Camping de Port Boisé
Samedi 21 juillet, au retour de la sortie en mer, je me rends au camping de Port Boisé tenu par Natacha qui participe également au suivi des baleines depuis le Cap N Dua. Le site est superbe.
Des reposoirs de laridés se sont formés sur la plage. Il y a peu de diversité ici. Seules 2 espèces sont présentes ce soir : des mouettes argentées ainsi que quelques sternes huppées accompagnées de leurs jeunes qui continuent à quémander.
La nuit tombée, je reprends la voiture pour me rendre sur le site de la mine de Goro pour faire cliché. Ambiance science-fiction garantie !
Au petit matin, je fais un rapide passage sur la plage, au cas où un groupe de dauphins aurait décidé de venir pêcher dans la zone. Mais la baie est calme, rien à signaler !
Balade au cap N’Dua
Démontage de la tente, et me voilà partie pour le Cap N Dua tout proche. Une piste, certes carrossable, quitte la route principale, mais, avec ma 207, je suis obligée de m’y prendre à plusieurs reprises pour certains passages …
Je finis malgré tout par arriver au petit parking au pied de la vigie, il vaut mieux y arriver tôt car il est vite plein ! Pour l’instant, il n’y a qu’une voiture 🙂 La fin de la piste fermée à la circulation, permet d’accéder rapidement au phare et au point de vue.
C’est d’ici, que, pendant la saison des baleines, se relaient les observateurs qui informent les navires. Ce matin, la mer est calme malgré les grains qui défilent à l’horizon. Malheureusement, pas de baleines en vue. Nous ne sommes qu’en début de saison.
Le sentier descend vers un second observatoire o! des longues-vue sont mises à disposition.
Le sentier dessine une boucle permettant de remonter au parking. Comptez environ 40mn pour faire cet itinéraire qui ne présente pas de difficulté. Prévoir plus de temps si vous espérez observer les baleines 😉
Le village de Prony
Pour le pique-nique, direction le village de Prony dont j’ai déjà parlé dans un article précédent (Tour du grand sud). Les touristes sont nombreux, cela fait même étrange de voir autant de monde ! ça change de Koné 😉 Je refais quelques images du site, avec cette fois-ci un peu plus de lumière.

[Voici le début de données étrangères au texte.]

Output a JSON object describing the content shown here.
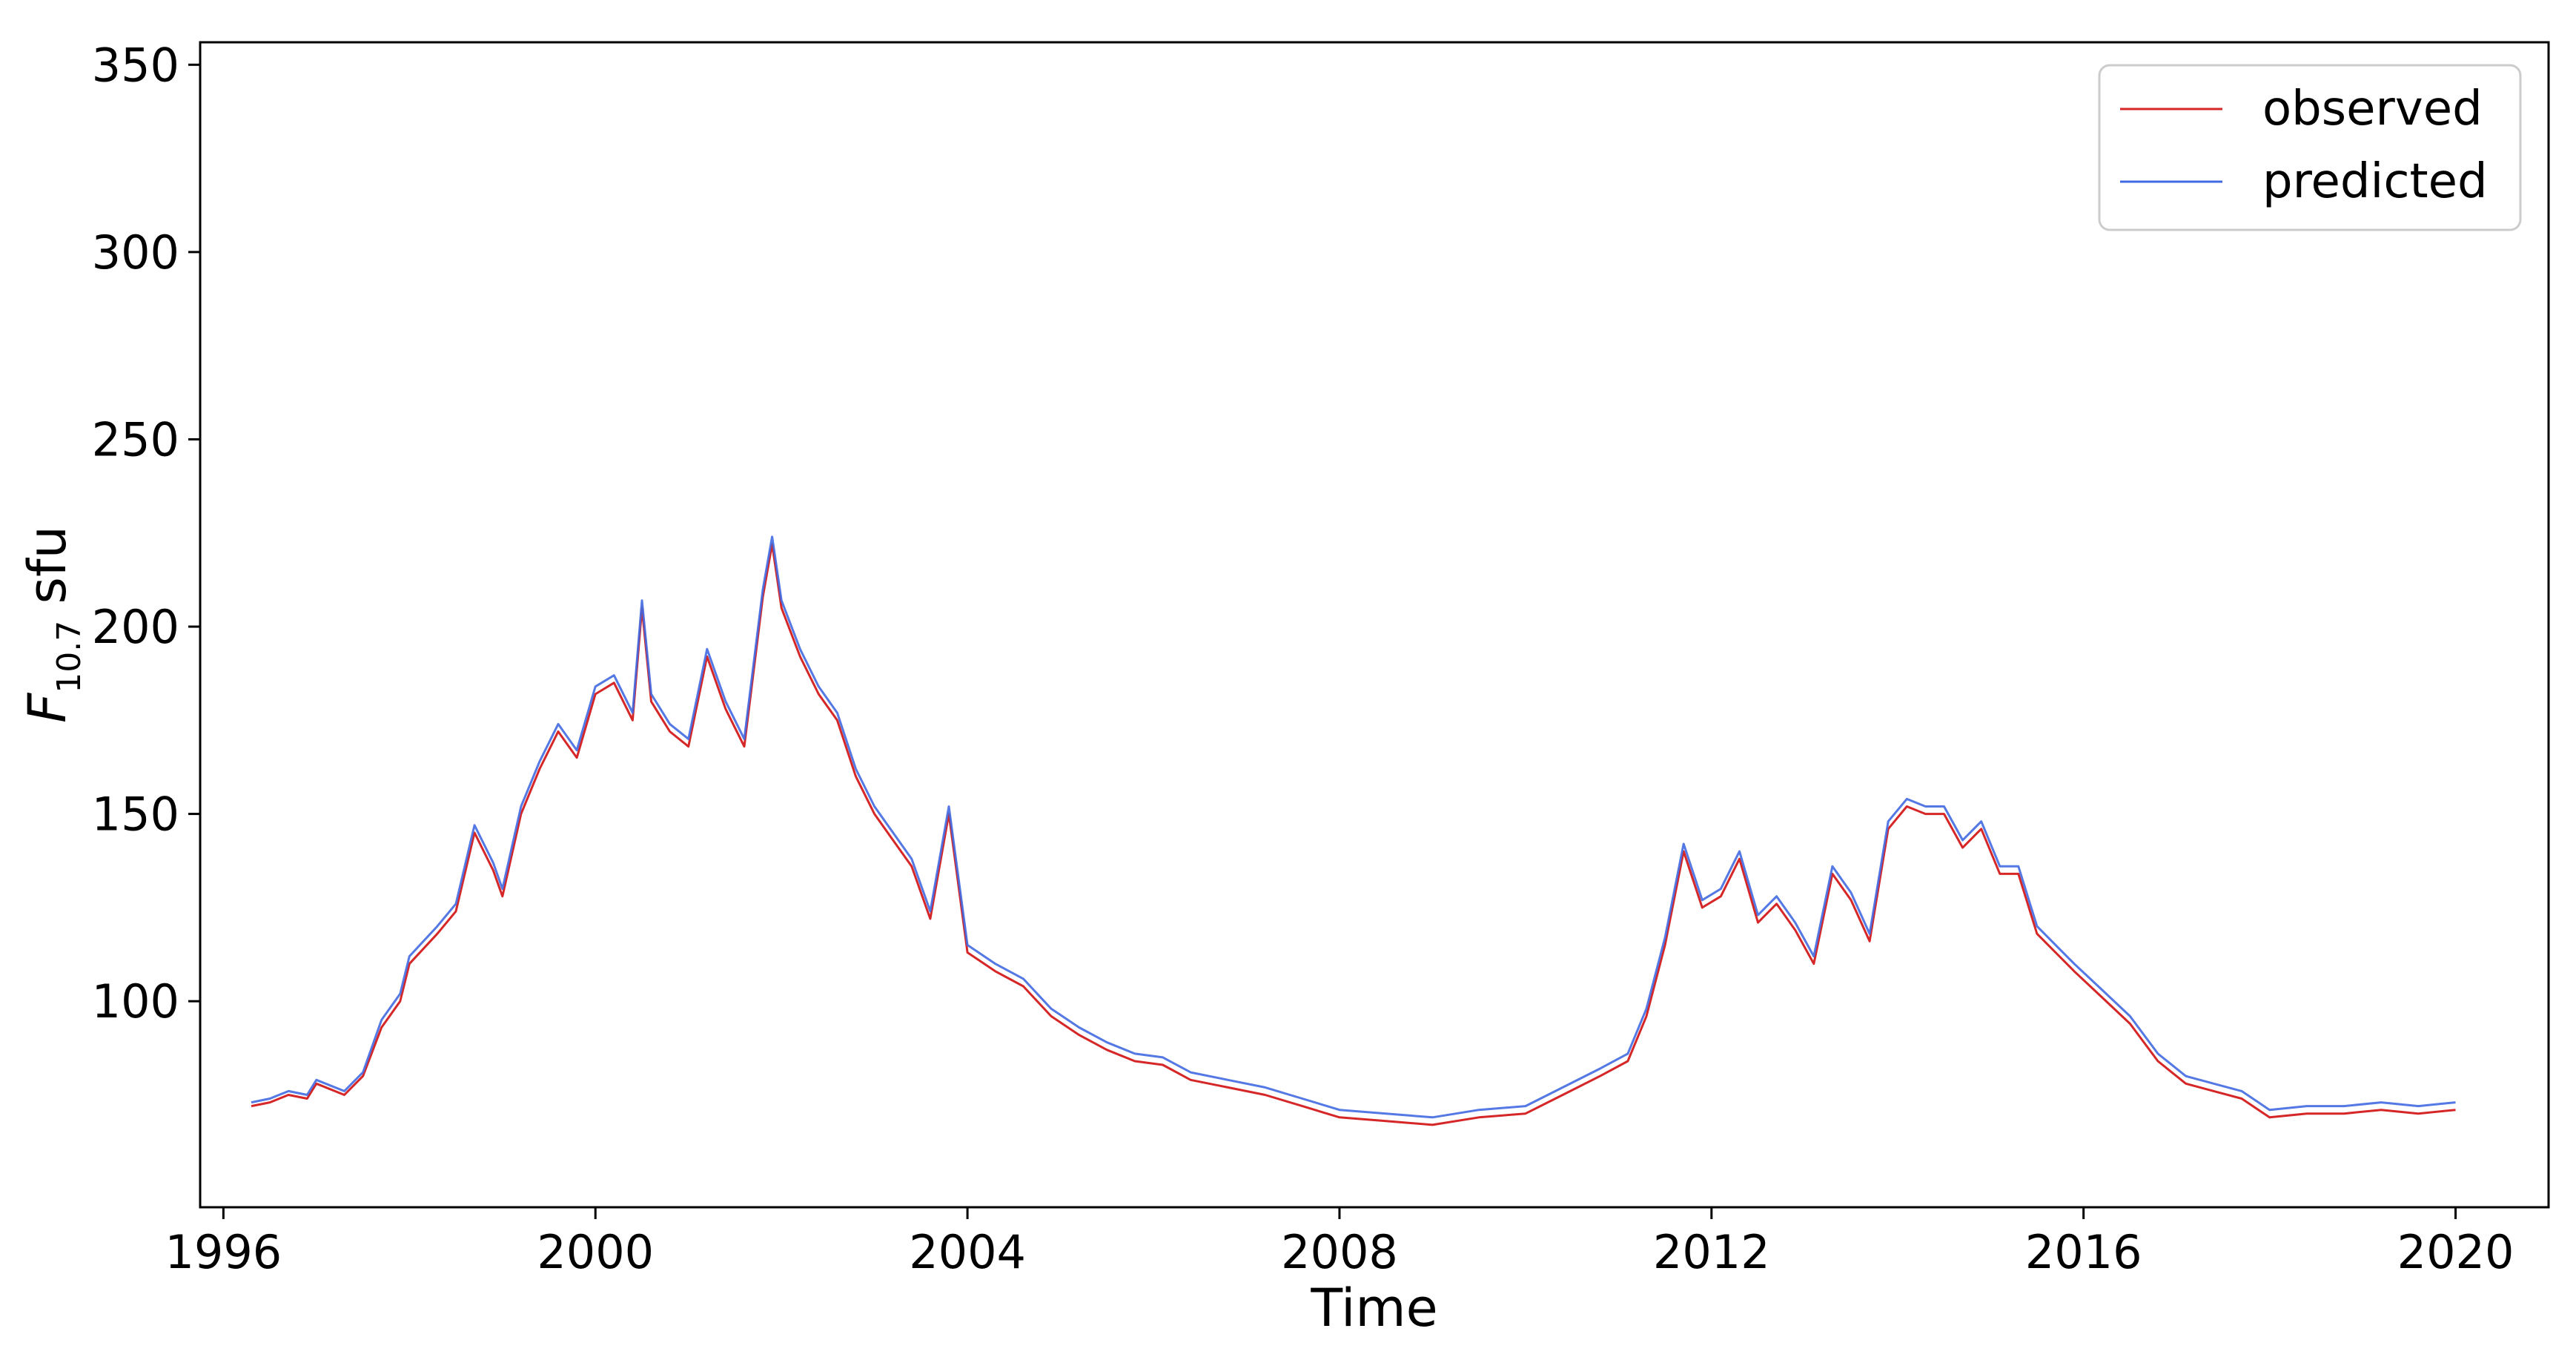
{
  "chart_data": {
    "type": "line",
    "title": "",
    "xlabel": "Time",
    "ylabel": {
      "base": "F",
      "subscript": "10.7",
      "suffix": " sfu"
    },
    "xlim": [
      1995.75,
      2021.0
    ],
    "ylim": [
      45,
      356
    ],
    "x_ticks": [
      1996,
      2000,
      2004,
      2008,
      2012,
      2016,
      2020
    ],
    "y_ticks": [
      100,
      150,
      200,
      250,
      300,
      350
    ],
    "grid": false,
    "legend_position": "top-right",
    "colors": {
      "observed": "#d62728",
      "predicted": "#4169e1"
    },
    "series": [
      {
        "name": "observed",
        "x": [
          1996.3,
          1996.5,
          1996.7,
          1996.9,
          1997.0,
          1997.3,
          1997.5,
          1997.7,
          1997.9,
          1998.0,
          1998.3,
          1998.5,
          1998.7,
          1998.9,
          1999.0,
          1999.2,
          1999.4,
          1999.6,
          1999.8,
          2000.0,
          2000.2,
          2000.4,
          2000.5,
          2000.6,
          2000.8,
          2001.0,
          2001.2,
          2001.4,
          2001.6,
          2001.8,
          2001.9,
          2002.0,
          2002.2,
          2002.4,
          2002.6,
          2002.8,
          2003.0,
          2003.2,
          2003.4,
          2003.6,
          2003.8,
          2004.0,
          2004.3,
          2004.6,
          2004.9,
          2005.2,
          2005.5,
          2005.8,
          2006.1,
          2006.4,
          2006.8,
          2007.2,
          2007.6,
          2008.0,
          2008.5,
          2009.0,
          2009.5,
          2010.0,
          2010.4,
          2010.8,
          2011.1,
          2011.3,
          2011.5,
          2011.7,
          2011.9,
          2012.1,
          2012.3,
          2012.5,
          2012.7,
          2012.9,
          2013.1,
          2013.3,
          2013.5,
          2013.7,
          2013.9,
          2014.1,
          2014.3,
          2014.5,
          2014.7,
          2014.9,
          2015.1,
          2015.3,
          2015.5,
          2015.7,
          2015.9,
          2016.2,
          2016.5,
          2016.8,
          2017.1,
          2017.4,
          2017.7,
          2018.0,
          2018.4,
          2018.8,
          2019.2,
          2019.6,
          2020.0
        ],
        "y": [
          72,
          73,
          75,
          74,
          78,
          75,
          80,
          93,
          100,
          110,
          118,
          124,
          145,
          135,
          128,
          150,
          162,
          172,
          165,
          182,
          185,
          175,
          205,
          180,
          172,
          168,
          192,
          178,
          168,
          208,
          222,
          205,
          192,
          182,
          175,
          160,
          150,
          143,
          136,
          122,
          150,
          113,
          108,
          104,
          96,
          91,
          87,
          84,
          83,
          79,
          77,
          75,
          72,
          69,
          68,
          67,
          69,
          70,
          75,
          80,
          84,
          96,
          115,
          140,
          125,
          128,
          138,
          121,
          126,
          119,
          110,
          134,
          127,
          116,
          146,
          152,
          150,
          150,
          141,
          146,
          134,
          134,
          118,
          113,
          108,
          101,
          94,
          84,
          78,
          76,
          74,
          69,
          70,
          70,
          71,
          70,
          71
        ]
      },
      {
        "name": "predicted",
        "x": [
          1996.3,
          1996.5,
          1996.7,
          1996.9,
          1997.0,
          1997.3,
          1997.5,
          1997.7,
          1997.9,
          1998.0,
          1998.3,
          1998.5,
          1998.7,
          1998.9,
          1999.0,
          1999.2,
          1999.4,
          1999.6,
          1999.8,
          2000.0,
          2000.2,
          2000.4,
          2000.5,
          2000.6,
          2000.8,
          2001.0,
          2001.2,
          2001.4,
          2001.6,
          2001.8,
          2001.9,
          2002.0,
          2002.2,
          2002.4,
          2002.6,
          2002.8,
          2003.0,
          2003.2,
          2003.4,
          2003.6,
          2003.8,
          2004.0,
          2004.3,
          2004.6,
          2004.9,
          2005.2,
          2005.5,
          2005.8,
          2006.1,
          2006.4,
          2006.8,
          2007.2,
          2007.6,
          2008.0,
          2008.5,
          2009.0,
          2009.5,
          2010.0,
          2010.4,
          2010.8,
          2011.1,
          2011.3,
          2011.5,
          2011.7,
          2011.9,
          2012.1,
          2012.3,
          2012.5,
          2012.7,
          2012.9,
          2013.1,
          2013.3,
          2013.5,
          2013.7,
          2013.9,
          2014.1,
          2014.3,
          2014.5,
          2014.7,
          2014.9,
          2015.1,
          2015.3,
          2015.5,
          2015.7,
          2015.9,
          2016.2,
          2016.5,
          2016.8,
          2017.1,
          2017.4,
          2017.7,
          2018.0,
          2018.4,
          2018.8,
          2019.2,
          2019.6,
          2020.0
        ],
        "y": [
          73,
          74,
          76,
          75,
          79,
          76,
          81,
          95,
          102,
          112,
          120,
          126,
          147,
          137,
          130,
          152,
          164,
          174,
          167,
          184,
          187,
          177,
          207,
          182,
          174,
          170,
          194,
          180,
          170,
          210,
          224,
          207,
          194,
          184,
          177,
          162,
          152,
          145,
          138,
          124,
          152,
          115,
          110,
          106,
          98,
          93,
          89,
          86,
          85,
          81,
          79,
          77,
          74,
          71,
          70,
          69,
          71,
          72,
          77,
          82,
          86,
          98,
          117,
          142,
          127,
          130,
          140,
          123,
          128,
          121,
          112,
          136,
          129,
          118,
          148,
          154,
          152,
          152,
          143,
          148,
          136,
          136,
          120,
          115,
          110,
          103,
          96,
          86,
          80,
          78,
          76,
          71,
          72,
          72,
          73,
          72,
          73
        ]
      }
    ],
    "annotations": []
  }
}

Les chutes de la Madeleine

Pour terminer la journée, direction le sentier des chutes de la Madeleine. La petite réserve des Chutes de la Madeleine permet de découvrir la flore endémique. Sur ces sols latéritiques très riches en minéraux, les plantes ont été contraintes de développer des capacités d’adaptation particulières. Ceci permet ainsi de comprendre le fort taux d’endémisme. Sur les 168 espèces dénombrées dans les 400 ha de la réserve, 95% sont endémiques au Caillou.
Autrefois exploité, le site a fait l’objet depuis 1998 d’un programme de restauration. Pus de 10 000 plants ont ainsi été remis en place. L’entrée du parc dont l’accès est payant (400 XPF / ad). Les chutes ne sont qu’à 5 mn à pied de l’entrée. Il est désormais interdit de s’y baigner. Si vous voulez profiter de la rivière, rdv sur le site de la Netcha à 2 km plus au nord.